First Semester Abroad: What I've Learnt So Far
Well, I've almost made it.
I've almost done half of my year abroad.
I've been in America for 3 and a half months now. Can you believe it?
This has been an amazing experience. I've learnt so much.
I've learnt so much about what I want, who I want to be and how I can get there.
I have definitely learnt a lot about being independent. Okay, I've already done the whole "moving away from home" thing. Of course, I've lived away from home since I was 18. But I've always been able to go back home. I've always only really been 2 hours from home. I've always been able to call my parents when I need to, or make plans to come home when I'm getting stressed out.
Here, that hasn't been an option. There have only been a few hours in the day where I can call my parents because of the time difference. There have been times where I've been crying late at night, knowing that I can't call home. And of course, I had no opportunity to come home.
This is the longest I haven't seen my friends or my family in my whole life.
I'd never gone more than 5 weeks without seeing my family, and probably just a couple of months without seeing my friends.
I've only met one other English person since I've been here.
I want to say that I didn't think I'd be able to cope, but I knew I didn't really have a choice. There wasn't an option to just give up. And beside, I don't give up. I never have done.
But I've handled this much better than I thought. Much better than when I started university. The only time that I really, really cried was the day I got here, over 3 and a half months ago.
Maybe it's growing up but I knew I was going to be okay.
I knew I could do this.
I knew I just had to throw myself into it and not look back.
When I said goodbye to my parents at the airport, I didn't turn around. I knew that I couldn't turn around, that it would make it too hard.
That day was one of the hardest of my life. Crossing borders. Crossing time zones. Disappearing into the sky thousands of miles from home.
I watched the miles add up as we shot across the sky, landing 4000 miles from home.
In 8 and a half hours I was in a new world.
I knew that I had to change, to adapt. I had to grow and learn and experience.
I have definitely evolved over the last few months.
I look back over what I have done, what I have achieved these last few months and I can't help feeling overwhelming proud of myself.
I walked into the Statesman office and explained I wanted to write.
A few weeks later I started writing my column. I now write every week.
My blog now has more views from the United States than from home. I get more and more followers every week. I was approached by a local magazine to write a column for their website. College Candy took me on as a writer.
I have learnt to be more confident. To be assertive without being cocky.
I have learnt to think "I can do this."
If I can move 4000 miles from home, what can't I do?

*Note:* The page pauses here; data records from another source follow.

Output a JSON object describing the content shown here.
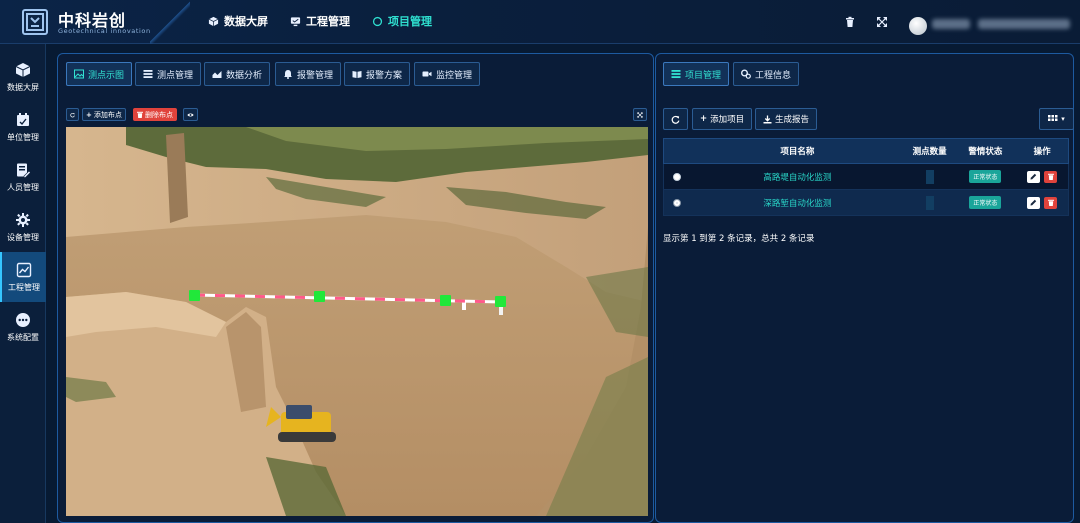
{
  "header": {
    "brand_name": "中科岩创",
    "brand_subtitle": "Geotechnical innovation",
    "nav": [
      {
        "label": "数据大屏",
        "icon": "cube-icon"
      },
      {
        "label": "工程管理",
        "icon": "monitor-icon"
      },
      {
        "label": "项目管理",
        "icon": "circle-icon",
        "active": true
      }
    ],
    "right_icons": [
      "trash-icon",
      "fullscreen-icon",
      "user-avatar"
    ]
  },
  "sidebar": {
    "items": [
      {
        "label": "数据大屏",
        "icon": "cube-icon"
      },
      {
        "label": "单位管理",
        "icon": "calendar-icon"
      },
      {
        "label": "人员管理",
        "icon": "user-edit-icon"
      },
      {
        "label": "设备管理",
        "icon": "gear-icon"
      },
      {
        "label": "工程管理",
        "icon": "chart-icon",
        "active": true
      },
      {
        "label": "系统配置",
        "icon": "more-icon"
      }
    ]
  },
  "left_panel": {
    "tabs": [
      {
        "label": "测点示图",
        "icon": "image-icon",
        "active": true
      },
      {
        "label": "测点管理",
        "icon": "list-icon"
      },
      {
        "label": "数据分析",
        "icon": "area-chart-icon"
      },
      {
        "label": "报警管理",
        "icon": "bell-icon"
      },
      {
        "label": "报警方案",
        "icon": "book-icon"
      },
      {
        "label": "监控管理",
        "icon": "video-icon"
      }
    ],
    "toolbar": {
      "add_point": "添加布点",
      "delete_point": "删除布点"
    }
  },
  "right_panel": {
    "tabs": [
      {
        "label": "项目管理",
        "icon": "list-icon",
        "active": true
      },
      {
        "label": "工程信息",
        "icon": "gears-icon"
      }
    ],
    "toolbar": {
      "add_project": "添加项目",
      "generate_report": "生成报告"
    },
    "table": {
      "columns": [
        "项目名称",
        "测点数量",
        "警情状态",
        "操作"
      ],
      "rows": [
        {
          "name": "高路堤自动化监测",
          "status": "正常状态",
          "selected": false
        },
        {
          "name": "深路堑自动化监测",
          "status": "正常状态",
          "selected": true
        }
      ],
      "footer": "显示第 1 到第 2 条记录，总共 2 条记录"
    }
  },
  "colors": {
    "accent": "#2fe0d0",
    "panel_border": "#1d5aa0",
    "danger": "#e0433c",
    "status_ok": "#1aa59a",
    "sensor_marker": "#21e83a"
  }
}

I have found my classes fascinating. There has not been one that I didn't enjoy..
My journalism class was stressful, but taught me so much about what I was doing wrong and how to be a better writer.

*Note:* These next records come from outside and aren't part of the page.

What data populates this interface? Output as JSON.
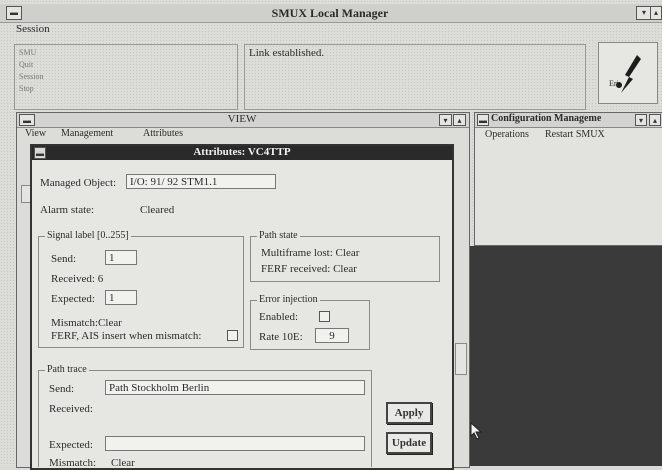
{
  "main": {
    "title": "SMUX Local Manager",
    "menu_session": "Session",
    "list_items": [
      "SMU",
      "Quit",
      "Session",
      "Stop"
    ],
    "status_text": "Link established.",
    "logo_caption": "Eri"
  },
  "view": {
    "title": "VIEW",
    "menu": [
      "View",
      "Management",
      "Attributes"
    ]
  },
  "config": {
    "title": "Configuration Manageme",
    "menu": [
      "Operations",
      "Restart SMUX"
    ]
  },
  "attr": {
    "title": "Attributes: VC4TTP",
    "managed_object_label": "Managed Object:",
    "managed_object_value": "I/O: 91/ 92 STM1.1",
    "alarm_state_label": "Alarm state:",
    "alarm_state_value": "Cleared",
    "signal_group": "Signal label [0..255]",
    "send_label": "Send:",
    "send_value": "1",
    "received_label": "Received: 6",
    "expected_label": "Expected:",
    "expected_value": "1",
    "mismatch_text": "Mismatch:Clear",
    "ferf_ais_text": "FERF, AIS insert when mismatch:",
    "path_state_group": "Path state",
    "multiframe_text": "Multiframe lost: Clear",
    "ferf_received_text": "FERF received: Clear",
    "error_group": "Error injection",
    "enabled_label": "Enabled:",
    "rate_label": "Rate 10E:",
    "rate_value": "9",
    "path_trace_group": "Path trace",
    "pt_send_label": "Send:",
    "pt_send_value": "Path Stockholm Berlin",
    "pt_received_label": "Received:",
    "pt_expected_label": "Expected:",
    "pt_mismatch_label": "Mismatch:",
    "pt_mismatch_value": "Clear",
    "apply_label": "Apply",
    "update_label": "Update"
  }
}
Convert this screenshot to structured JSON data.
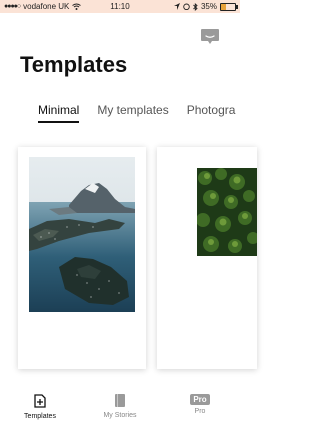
{
  "status": {
    "carrier": "vodafone UK",
    "time": "11:10",
    "battery_percent": "35%",
    "battery_level": 0.35
  },
  "header": {
    "title": "Templates"
  },
  "tabs": [
    {
      "label": "Minimal",
      "active": true
    },
    {
      "label": "My templates",
      "active": false
    },
    {
      "label": "Photogra",
      "active": false
    }
  ],
  "bottom_nav": {
    "templates": "Templates",
    "stories": "My Stories",
    "pro": "Pro",
    "pro_badge": "Pro"
  },
  "colors": {
    "status_bar": "#fbe3d6",
    "accent": "#111111",
    "inactive": "#888888"
  }
}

My Shakespeare class taught me that I can do things I find challenging I didn't think I'd be able to cope in a 5000 level Shakespeare class when I haven't done Shakespeare really since college, but I did and I did well.
Literature into Film introduced me to The Godfather and I now love both the book and the film.
And my feminism class, which was challenging and hard and made me question my beliefs, has actually changed my thoughts so much. It was definitely a different kind of class, but when asked if I'm glad I took it, my answer is definitely yes.
But I'm not going to pretend this year hasn't been a challenge.
I've had to work at making friends and I've learnt that it's not as hard as I previously thought. I've had to deal with homesickness, and difficult moments when I'd usually just call my mum and get her to make everything okay. I've had to go and make everything okay myself. I've had to rely on myself to sort out my problems.
I've had to be organized and self-disciplined. I've had to get used to a completely different way of learning and adapt to that.
I've had to cope with culture shock and being different. Getting used to a whole new way of life, different words, different people and different experiences.
I've had to think about who I am.
And I've had to think about who I want to be.
And for the first time in my life, I think I'm getting closer to that.
I've had to think about my dreams and my goals and how I want to achieve them. And I've started to try to make them a reality.
While I love England and I love my home, I wouldn't have given this opportunity up for the world. It has opened my eyes to all the things I have never appreciated before, from phoning my parents to being there to decorate the Christmas tree to having a car, to vegetarian gravy and Cadbury's chocolate.
I have learnt to respect and understand people with different lives, different upbringings than myself and understand a new culture.
I have learnt to respect differing views and understand that people do not always agree with mine.
They say you have to get lost to find yourself.
And I think 4000 miles from home was where I'm finding out who I am.